Se você é empresário ou tem poder de decisão onde trabalha, contrate mulheres! Uma pesquisa realizada pela McKinsey & Company apontou que companhias com altos índices de Diversidade de gênero e etnia têm 35% mais probabilidade de obter Resultados Financeiros Acima da Média.

Outro estudo realizado pelo Hay Group no Brasil, indicou que, aproximadamente, 76% dos funcionários das empresas que se preocupam com a diversidade reconhecem que têm espaço para expor suas ideias e inovar no trabalho. Ou seja, ela gera inovação! Todos ganham com a multiplicidade de ideias e visões de mundo.

Mais do que isso, acredite no potencial delas! Só nós sabemos como é cansativo ter que ficar o tempo todo nos provando e mostrando que somos capazes. Vejam bem, em geral, nós trabalhamos o dobro, ganhamos menos, geralmente não somos reconhecidas por nossos esforços, descobertas e iniciativas e ainda somos preteridas no mercado de trabalho. Acho que merecemos, no mínimo, reconhecimento, vocês não acham?

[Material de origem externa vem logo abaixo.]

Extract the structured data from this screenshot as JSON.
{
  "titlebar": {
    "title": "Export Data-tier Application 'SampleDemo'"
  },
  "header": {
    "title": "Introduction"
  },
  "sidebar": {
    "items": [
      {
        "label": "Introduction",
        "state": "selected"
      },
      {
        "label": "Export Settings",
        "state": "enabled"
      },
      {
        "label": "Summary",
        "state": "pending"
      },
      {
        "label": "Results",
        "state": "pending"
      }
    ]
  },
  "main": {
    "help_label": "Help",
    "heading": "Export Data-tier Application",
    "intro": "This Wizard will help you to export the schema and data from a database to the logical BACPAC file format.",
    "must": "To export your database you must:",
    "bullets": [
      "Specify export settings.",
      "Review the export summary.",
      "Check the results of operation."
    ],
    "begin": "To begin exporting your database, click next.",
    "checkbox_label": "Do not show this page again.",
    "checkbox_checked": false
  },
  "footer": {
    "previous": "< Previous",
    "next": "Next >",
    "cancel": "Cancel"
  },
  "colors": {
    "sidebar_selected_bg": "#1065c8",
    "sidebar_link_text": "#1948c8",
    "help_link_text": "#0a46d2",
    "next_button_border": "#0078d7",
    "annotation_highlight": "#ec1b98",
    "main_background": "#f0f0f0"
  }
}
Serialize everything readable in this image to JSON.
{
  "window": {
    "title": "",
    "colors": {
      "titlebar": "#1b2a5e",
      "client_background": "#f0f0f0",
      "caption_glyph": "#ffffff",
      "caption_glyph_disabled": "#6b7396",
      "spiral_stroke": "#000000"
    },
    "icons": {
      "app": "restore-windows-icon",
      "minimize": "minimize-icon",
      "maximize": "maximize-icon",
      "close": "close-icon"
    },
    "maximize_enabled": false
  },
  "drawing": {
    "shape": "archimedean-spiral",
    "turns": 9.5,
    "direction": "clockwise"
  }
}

Mas se você é mulher, relaxe. Hoje eu não vou lhe pedir nada. Só para você tentar não se cobrar tanto. Que você não se esqueça que filho a gente não faz sozinha e que contribuir com a manutenção da casa não é uma tarefa exclusiva sua. Que você tem um potencial tremendo e que a sua energia e o seu tempo você pode gastar como quiser.

Seja mãe, ou não, trabalhe em casa, trabalhe fora, tenha seu negócio, faça o que quiser, mas se permita ser LIVRE! Livre para viver o seu presente e construir o seu futuro como você achar que deve. Um dia de cada vez.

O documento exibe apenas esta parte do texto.